Departments nationwide now cast a wider net when advertising for new officers
National police recruiting expert Matthew Scheider said agencies must go beyond the blue-collar-job pitch and frame the profession as one that relies on critical thinking and problem solving to make a community a better a place to live.
Scheider, who has a doctorate in sociology and criminology, said he has encouraged recruiters nationwide to change their focus from the spirit of adventure to the spirit of service. Being an officer isn’t just high speed chases, he said, but exposing crime patterns and looking at the big picture.
Scheider studies the issue as assistant director of Community Oriented Policing Services, an independent branch of the U.S. Department of Justice. He said police departments large and small have been forced to get creative as the battle for new officers extends up the West Coast, down to Texas and up the East Coast.

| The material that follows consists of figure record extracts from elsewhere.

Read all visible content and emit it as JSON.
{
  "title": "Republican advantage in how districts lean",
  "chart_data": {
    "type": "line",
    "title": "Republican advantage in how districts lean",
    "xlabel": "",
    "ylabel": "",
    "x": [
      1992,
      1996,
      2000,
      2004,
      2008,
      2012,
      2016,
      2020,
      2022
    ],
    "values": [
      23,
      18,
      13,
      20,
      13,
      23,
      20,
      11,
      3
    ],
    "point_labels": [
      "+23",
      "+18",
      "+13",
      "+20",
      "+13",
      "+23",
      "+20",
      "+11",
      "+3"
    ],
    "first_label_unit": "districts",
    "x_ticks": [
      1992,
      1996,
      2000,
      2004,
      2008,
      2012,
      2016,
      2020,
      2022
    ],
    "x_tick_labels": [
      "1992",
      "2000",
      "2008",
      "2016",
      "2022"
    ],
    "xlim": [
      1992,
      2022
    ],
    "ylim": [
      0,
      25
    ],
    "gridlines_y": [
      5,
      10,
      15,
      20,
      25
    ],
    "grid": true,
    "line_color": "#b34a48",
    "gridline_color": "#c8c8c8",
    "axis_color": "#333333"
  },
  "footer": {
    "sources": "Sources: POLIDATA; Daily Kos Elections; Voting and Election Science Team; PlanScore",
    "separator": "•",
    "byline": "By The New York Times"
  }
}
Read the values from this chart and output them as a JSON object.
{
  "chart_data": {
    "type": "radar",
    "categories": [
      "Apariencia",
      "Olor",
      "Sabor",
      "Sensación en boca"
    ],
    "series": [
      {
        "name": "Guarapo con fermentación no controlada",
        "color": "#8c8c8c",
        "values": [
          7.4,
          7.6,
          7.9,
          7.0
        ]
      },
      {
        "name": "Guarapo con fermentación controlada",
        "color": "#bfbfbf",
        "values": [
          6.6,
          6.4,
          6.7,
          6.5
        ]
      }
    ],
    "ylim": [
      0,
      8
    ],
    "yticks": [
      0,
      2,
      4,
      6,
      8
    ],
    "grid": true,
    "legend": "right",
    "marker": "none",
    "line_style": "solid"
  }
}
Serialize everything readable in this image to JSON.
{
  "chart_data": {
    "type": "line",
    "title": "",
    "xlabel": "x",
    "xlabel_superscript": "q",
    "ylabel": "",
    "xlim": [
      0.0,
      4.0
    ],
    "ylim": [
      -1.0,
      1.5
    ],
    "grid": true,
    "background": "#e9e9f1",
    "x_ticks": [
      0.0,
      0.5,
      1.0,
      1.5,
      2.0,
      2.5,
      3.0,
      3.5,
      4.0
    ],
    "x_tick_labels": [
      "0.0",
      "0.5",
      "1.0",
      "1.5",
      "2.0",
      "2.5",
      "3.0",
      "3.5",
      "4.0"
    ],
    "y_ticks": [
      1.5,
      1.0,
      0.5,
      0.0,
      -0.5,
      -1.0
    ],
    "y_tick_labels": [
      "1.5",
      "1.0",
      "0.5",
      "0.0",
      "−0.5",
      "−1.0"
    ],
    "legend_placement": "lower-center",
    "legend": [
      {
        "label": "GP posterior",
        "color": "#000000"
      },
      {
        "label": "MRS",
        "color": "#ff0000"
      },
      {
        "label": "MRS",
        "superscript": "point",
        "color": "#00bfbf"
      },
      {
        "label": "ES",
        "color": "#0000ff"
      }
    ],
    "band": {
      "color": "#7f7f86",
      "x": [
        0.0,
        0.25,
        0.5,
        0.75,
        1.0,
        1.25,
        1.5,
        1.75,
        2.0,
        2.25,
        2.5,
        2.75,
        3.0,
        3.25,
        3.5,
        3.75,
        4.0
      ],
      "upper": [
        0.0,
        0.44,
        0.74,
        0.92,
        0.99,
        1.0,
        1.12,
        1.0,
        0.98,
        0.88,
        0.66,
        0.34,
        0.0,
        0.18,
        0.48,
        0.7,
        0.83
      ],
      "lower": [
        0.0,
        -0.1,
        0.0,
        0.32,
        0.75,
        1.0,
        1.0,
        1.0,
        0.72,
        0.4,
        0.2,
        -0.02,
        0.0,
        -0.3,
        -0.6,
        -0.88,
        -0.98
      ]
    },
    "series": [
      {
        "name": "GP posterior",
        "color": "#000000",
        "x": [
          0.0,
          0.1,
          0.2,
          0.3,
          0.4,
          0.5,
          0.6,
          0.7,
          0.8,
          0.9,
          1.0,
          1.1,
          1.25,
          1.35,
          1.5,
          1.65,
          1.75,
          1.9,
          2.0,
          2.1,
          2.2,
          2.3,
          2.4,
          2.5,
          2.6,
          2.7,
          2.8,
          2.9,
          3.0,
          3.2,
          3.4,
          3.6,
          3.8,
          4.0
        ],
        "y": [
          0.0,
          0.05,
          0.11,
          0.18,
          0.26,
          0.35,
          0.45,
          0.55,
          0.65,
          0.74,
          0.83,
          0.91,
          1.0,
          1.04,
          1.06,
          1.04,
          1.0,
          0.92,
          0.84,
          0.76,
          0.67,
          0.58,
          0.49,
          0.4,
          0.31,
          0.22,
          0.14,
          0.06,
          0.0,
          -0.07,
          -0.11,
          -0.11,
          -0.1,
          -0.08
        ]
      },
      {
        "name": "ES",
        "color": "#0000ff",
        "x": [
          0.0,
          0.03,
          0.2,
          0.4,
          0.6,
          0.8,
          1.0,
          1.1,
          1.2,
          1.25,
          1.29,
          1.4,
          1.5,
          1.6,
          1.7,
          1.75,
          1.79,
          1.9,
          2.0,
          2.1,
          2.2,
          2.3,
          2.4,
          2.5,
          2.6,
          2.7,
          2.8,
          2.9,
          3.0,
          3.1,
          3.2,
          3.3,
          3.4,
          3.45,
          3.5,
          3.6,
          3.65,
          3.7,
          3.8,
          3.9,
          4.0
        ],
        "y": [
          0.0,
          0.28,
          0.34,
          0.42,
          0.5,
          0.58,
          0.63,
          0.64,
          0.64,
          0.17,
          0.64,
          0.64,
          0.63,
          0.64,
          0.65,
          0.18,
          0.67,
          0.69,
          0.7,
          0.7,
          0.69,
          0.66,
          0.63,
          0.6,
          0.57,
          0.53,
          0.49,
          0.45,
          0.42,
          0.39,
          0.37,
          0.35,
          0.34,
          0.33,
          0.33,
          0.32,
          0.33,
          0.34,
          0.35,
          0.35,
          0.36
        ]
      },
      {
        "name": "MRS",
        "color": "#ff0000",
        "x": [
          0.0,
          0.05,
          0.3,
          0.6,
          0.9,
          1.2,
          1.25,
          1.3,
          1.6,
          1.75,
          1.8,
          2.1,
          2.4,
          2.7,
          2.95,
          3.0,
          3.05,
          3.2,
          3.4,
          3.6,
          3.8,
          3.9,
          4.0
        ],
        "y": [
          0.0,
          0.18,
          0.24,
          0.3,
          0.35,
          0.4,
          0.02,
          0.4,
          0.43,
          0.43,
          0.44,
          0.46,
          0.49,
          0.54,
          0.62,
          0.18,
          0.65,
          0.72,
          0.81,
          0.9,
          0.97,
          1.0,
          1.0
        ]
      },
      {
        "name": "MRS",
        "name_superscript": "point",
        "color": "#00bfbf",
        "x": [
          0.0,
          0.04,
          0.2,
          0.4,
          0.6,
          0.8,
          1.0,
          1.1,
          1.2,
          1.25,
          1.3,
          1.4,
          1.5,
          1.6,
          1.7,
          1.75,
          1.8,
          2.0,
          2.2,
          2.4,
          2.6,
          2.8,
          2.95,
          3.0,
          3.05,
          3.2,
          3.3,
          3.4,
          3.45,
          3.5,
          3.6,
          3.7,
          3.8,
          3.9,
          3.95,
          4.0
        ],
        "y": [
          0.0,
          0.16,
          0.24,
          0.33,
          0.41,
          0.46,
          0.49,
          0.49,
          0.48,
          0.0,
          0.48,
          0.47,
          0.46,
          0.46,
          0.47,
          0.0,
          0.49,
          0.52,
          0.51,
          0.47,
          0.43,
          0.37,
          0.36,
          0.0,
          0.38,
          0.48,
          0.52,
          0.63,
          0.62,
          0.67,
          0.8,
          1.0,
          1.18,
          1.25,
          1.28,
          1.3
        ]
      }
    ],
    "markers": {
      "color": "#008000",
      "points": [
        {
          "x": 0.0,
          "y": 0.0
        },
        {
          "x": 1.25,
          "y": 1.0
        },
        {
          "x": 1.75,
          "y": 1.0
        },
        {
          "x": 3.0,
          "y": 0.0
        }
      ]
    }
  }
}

Departments need to draw people from fields other than the military, Scheider said. And they need to consider older applicants with diverse backgrounds who are ready for a second career.
The Los Angeles Police Department, which has increased the maximum age for recruits, finds itself butting heads with other agencies as the state seeks thousands of new cops.
For many departments, the difficulty of drawing officers comes with a limited budget that requires low salaries. Another obstacle is the length of time it takes to get from a written exam to the interview process to the police academy.
It takes emotional and financial commitment to become an officer, said Elaine Deck, a senior program manager for a branch of the International Association of Chiefs of Police, based in Alexandria, Va.
Deck said the battle has been difficult in the years following the terrorist attacks of Sept. 11, 2001, when the military began taking many of the strongest recruits.
Deck said police departments must now sell themselves when trying to recruit prospective officers, and cities must form partnerships with the community. In some states, she said, businesses and banks have worked together to provide low mortgage rates as they seek ways to help officers and their families land homes.
Cities have also turned to signing bonuses and paying their officers money for referring applicants.